L’analisi di due ciocche di capelli del compositore Ludwig van Beethoven ha rivelato livelli estremamente alti di piombo, una sostanza presente nel vino che egli beveva, presumibilmente consumando una bottiglia al giorno. Questo avvelenamento da piombo probabilmente ha contribuito alla perdita dell’udito e ai problemi di salute che Beethoven ha sperimentato durante la sua vita.

Uno studio recente, condotto da ricercatori della Mayo Clinic e di Harvard, ha esaminato attentamente due ciocche di capelli autenticati appartenenti a Beethoven. Utilizzando la spettrometria di massa, gli studiosi hanno confermato la presenza di livelli significativamente elevati di piombo nelle ciocche, oltre ai livelli aumentati di arsenico e mercurio. Questi risultati suggeriscono che il compositore potesse avere nel suo sangue livelli di piombo sufficientemente alti da causare disturbi gastrointestinali, renali e riduzione dell’udito, ma non abbastanza da essere una causa diretta della sua morte.

È noto che Beethoven fosse un grande consumatore di vino, bevendo approssimativamente una bottiglia al giorno.
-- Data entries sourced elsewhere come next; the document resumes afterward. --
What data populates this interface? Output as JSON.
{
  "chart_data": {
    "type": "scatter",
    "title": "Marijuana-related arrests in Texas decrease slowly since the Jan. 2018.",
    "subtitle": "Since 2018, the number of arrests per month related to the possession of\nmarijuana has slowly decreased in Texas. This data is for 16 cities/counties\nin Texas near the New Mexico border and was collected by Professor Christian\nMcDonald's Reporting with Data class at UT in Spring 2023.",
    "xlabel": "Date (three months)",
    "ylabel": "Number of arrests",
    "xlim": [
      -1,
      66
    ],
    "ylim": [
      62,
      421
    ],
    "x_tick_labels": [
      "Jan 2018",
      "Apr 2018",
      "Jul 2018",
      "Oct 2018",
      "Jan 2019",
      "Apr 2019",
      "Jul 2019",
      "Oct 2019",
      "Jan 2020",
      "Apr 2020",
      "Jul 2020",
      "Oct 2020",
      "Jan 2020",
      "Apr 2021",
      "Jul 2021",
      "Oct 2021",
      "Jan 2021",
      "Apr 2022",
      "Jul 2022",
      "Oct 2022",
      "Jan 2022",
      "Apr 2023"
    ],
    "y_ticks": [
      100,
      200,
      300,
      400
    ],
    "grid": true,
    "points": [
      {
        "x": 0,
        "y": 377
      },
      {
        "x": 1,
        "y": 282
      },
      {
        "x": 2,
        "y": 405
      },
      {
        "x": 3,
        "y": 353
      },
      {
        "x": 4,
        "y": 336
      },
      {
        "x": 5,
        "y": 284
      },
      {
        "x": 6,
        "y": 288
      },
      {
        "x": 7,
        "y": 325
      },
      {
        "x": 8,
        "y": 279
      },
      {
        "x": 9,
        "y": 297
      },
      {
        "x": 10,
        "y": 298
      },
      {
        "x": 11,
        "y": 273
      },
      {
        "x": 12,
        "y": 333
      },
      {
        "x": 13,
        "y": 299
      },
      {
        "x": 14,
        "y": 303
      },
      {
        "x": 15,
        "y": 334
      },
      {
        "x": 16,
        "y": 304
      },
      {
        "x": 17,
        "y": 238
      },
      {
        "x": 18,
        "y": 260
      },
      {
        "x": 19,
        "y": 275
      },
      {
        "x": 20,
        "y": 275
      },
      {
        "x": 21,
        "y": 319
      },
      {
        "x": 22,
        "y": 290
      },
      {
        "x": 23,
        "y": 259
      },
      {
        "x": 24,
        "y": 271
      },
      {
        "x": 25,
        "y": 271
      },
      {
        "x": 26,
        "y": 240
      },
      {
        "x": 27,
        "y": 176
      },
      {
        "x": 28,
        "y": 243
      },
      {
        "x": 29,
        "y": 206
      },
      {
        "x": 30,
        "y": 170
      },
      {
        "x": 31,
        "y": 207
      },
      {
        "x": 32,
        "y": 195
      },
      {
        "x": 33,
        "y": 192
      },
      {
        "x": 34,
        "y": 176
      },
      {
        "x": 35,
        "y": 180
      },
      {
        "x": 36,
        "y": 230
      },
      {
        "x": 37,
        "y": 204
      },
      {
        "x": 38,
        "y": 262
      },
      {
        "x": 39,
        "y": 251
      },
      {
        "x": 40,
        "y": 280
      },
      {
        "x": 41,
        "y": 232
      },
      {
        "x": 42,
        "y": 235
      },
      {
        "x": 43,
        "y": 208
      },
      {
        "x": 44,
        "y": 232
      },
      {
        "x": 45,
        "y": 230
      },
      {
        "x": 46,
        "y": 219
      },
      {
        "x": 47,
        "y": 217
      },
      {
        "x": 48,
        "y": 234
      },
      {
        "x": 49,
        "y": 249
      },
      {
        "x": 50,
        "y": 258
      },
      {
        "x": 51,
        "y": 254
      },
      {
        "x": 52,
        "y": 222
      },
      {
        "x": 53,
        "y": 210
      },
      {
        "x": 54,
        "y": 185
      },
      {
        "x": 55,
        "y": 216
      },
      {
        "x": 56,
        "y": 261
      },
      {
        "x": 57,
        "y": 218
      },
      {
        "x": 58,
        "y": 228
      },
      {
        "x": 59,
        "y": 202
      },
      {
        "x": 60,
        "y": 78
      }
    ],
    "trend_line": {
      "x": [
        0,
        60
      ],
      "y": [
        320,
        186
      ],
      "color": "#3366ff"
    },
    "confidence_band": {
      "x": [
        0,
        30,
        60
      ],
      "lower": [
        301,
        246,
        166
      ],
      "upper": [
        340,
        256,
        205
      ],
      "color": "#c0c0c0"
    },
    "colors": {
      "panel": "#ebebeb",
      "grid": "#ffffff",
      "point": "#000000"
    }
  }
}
Tuttavia, il vino dell’epoca era spesso conservato in recipienti contenenti piombo, e Beethoven, come molti altri, usava il diacetato di piombo per addolcire il vino. Questa pratica potrebbe aver contribuito all’avvelenamento da piombo che ha afflitto il compositore.

Sebbene sia chiaro che Beethoven abbia sofferto a causa dell’avvelenamento da piombo, la causa esatta della sua morte rimane oggetto di dibattito. Alcune prove suggeriscono che potrebbe essere stata influenzata dalla sua presunta epatite B, una malattia per la quale aveva fattori di rischio genetici, insieme all’abuso di alcolici. Questo potrebbe aver contribuito alla cirrosi epatica diagnosticata al momento della sua morte.